Nuova linfa per il trasporto aereo della Campania. Aeroitalia e GESAC, società di gestione dell’Aeroporto di Napoli, hanno annunciato una partnership strategica per rilanciare lo scalo di Salerno Costa d’Amalfi e del Cilento. L’accordo, siglato con l’obiettivo di potenziare i collegamenti e valorizzare le eccellenze turistiche del territorio, prevede l’avvio di rotte dirette verso quattro importanti destinazioni del Nord Italia.
A partire dal 22 maggio, l’aeroporto salernitano diventerà così un crocevia fondamentale per la mobilità di residenti, imprese e visitatori. Il programma operativo della compagnia aerea prevede il posizionamento di un aeromobile Embraer 190 da 100 posti sulla base, per un totale di 19 frequenze settimanali. I biglietti di lancio per le nuove tratte saranno disponibili a partire da 39,99 euro.

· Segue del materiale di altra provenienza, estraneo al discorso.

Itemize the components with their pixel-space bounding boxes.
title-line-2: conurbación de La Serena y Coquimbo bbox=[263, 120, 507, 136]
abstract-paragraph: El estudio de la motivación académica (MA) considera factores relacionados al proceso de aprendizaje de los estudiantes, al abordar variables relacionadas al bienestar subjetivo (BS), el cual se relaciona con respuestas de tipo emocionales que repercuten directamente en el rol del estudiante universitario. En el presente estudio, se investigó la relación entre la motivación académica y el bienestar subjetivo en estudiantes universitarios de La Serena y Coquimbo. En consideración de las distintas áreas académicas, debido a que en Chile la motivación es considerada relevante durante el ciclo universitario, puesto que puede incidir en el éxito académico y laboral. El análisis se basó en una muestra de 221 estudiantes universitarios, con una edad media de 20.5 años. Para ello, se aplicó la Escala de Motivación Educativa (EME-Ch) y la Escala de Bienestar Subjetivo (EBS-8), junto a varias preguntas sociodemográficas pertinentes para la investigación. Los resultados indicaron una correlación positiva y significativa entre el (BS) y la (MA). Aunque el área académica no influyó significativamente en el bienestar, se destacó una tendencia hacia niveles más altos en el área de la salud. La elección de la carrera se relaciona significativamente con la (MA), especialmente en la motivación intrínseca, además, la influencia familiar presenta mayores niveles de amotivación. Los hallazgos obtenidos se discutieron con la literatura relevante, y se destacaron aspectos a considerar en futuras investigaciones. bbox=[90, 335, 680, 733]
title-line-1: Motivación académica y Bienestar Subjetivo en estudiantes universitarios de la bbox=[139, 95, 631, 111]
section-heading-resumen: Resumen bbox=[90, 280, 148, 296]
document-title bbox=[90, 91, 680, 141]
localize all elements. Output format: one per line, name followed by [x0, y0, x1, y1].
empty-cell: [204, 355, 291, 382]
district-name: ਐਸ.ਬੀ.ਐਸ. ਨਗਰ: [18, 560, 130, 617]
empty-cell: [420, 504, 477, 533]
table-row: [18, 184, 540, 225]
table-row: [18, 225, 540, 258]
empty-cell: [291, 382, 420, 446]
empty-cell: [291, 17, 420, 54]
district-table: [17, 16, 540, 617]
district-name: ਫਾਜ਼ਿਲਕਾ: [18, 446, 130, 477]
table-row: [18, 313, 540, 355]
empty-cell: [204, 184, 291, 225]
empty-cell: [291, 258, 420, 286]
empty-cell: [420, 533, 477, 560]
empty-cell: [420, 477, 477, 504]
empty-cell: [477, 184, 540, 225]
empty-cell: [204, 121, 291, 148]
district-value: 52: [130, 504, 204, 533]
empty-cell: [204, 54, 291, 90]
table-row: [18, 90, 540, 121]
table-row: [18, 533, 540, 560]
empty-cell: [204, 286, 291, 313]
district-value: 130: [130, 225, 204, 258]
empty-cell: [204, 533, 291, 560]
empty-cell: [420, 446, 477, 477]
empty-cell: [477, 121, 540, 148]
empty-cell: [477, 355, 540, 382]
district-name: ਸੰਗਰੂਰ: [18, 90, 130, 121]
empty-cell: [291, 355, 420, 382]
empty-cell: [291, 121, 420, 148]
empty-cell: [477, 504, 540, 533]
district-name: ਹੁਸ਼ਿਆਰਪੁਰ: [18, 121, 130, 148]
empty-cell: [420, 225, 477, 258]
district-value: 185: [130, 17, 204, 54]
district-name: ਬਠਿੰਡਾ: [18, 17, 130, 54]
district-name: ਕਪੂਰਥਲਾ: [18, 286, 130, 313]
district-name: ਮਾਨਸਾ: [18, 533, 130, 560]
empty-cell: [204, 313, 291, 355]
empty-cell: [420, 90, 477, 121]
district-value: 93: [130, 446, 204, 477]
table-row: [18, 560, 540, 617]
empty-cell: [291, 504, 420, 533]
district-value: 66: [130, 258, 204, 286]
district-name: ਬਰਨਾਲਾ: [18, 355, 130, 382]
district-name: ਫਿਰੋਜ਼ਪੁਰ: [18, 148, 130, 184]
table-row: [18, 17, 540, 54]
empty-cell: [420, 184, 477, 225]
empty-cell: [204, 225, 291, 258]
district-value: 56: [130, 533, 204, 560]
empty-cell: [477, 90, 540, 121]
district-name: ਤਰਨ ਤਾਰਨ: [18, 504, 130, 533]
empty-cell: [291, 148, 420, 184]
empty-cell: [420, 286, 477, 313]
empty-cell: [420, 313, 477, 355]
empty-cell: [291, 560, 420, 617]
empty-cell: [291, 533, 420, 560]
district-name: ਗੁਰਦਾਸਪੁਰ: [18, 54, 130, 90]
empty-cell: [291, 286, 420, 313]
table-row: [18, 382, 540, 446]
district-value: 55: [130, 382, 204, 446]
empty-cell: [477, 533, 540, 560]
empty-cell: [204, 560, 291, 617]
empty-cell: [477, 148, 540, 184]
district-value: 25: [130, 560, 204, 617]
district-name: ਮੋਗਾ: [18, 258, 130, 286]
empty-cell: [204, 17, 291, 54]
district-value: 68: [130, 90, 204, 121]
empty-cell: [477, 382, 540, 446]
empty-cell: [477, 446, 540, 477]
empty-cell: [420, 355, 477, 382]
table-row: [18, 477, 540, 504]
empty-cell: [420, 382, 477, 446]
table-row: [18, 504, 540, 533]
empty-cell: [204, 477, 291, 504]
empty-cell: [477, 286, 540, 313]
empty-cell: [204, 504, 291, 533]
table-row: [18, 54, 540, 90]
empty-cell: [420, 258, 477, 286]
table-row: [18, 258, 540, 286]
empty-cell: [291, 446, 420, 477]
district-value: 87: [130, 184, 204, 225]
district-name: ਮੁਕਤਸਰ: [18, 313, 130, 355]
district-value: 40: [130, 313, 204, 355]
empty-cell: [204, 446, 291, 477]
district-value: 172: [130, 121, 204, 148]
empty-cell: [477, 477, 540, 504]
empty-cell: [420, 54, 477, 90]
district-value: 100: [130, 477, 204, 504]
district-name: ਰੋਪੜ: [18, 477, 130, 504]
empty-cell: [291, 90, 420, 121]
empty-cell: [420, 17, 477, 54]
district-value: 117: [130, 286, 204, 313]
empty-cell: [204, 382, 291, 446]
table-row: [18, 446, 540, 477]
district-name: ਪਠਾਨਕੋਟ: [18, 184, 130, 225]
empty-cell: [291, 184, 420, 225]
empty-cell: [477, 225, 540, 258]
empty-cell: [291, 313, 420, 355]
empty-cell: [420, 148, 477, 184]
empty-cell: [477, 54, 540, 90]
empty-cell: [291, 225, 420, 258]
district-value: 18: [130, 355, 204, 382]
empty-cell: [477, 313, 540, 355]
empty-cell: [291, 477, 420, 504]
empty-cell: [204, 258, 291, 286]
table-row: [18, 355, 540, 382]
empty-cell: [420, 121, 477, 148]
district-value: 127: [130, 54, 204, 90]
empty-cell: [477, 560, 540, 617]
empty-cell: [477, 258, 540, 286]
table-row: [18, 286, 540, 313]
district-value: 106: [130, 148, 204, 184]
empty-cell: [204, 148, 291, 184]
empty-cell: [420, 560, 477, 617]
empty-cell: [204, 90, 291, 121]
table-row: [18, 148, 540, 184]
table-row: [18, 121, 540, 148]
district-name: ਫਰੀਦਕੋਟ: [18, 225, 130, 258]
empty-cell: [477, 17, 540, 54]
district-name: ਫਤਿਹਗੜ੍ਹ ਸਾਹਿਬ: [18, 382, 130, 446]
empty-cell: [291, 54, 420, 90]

Le nuove rotte collegheranno Salerno con Milano Malpensa, Genova, Torino e Trieste. La tratta con il capoluogo lombardo sarà la più servita, con voli bisettimanali dal lunedì al venerdì e corse nel weekend. Per Torino sono previsti tre voli a settimana (lunedì, mercoledì e venerdì), mentre i collegamenti con Genova e Trieste saranno attivi due volte a settimana.
L’amministratore delegato di Aeroitalia, Gaetano Intrieri, ha sottolineato l’importanza strategica della Campania per la compagnia, definendola una regione dal grande potenziale turistico e culturale. “L’accordo con GESAC rappresenta un passo decisivo nella nostra strategia di crescita”, ha dichiarato Intrieri, anticipando che presto potrebbero essere aggiunte nuove destinazioni internazionali “leisure” particolarmente richieste dal mercato.
Soddisfazione anche da parte di GESAC. L’amministratore delegato Roberto Barbieri ha evidenziato come il lavoro di squadra con il partner abbia restituito slancio allo scalo salernitano, creando le basi per una ripresa stabile dei voli di linea con una vocazione inizialmente business. “Parallelamente” ha aggiunto Barbieri “stiamo costruendo un contesto favorevole allo sviluppo dell’incoming turistico”. Tra le priorità future, il confronto con le istituzioni per accelerare il potenziamento delle infrastrutture di accesso e avviare l’iter per l’abolizione dell’addizionale comunale, una misura considerata determinante per rendere il secondo scalo campano più competitivo.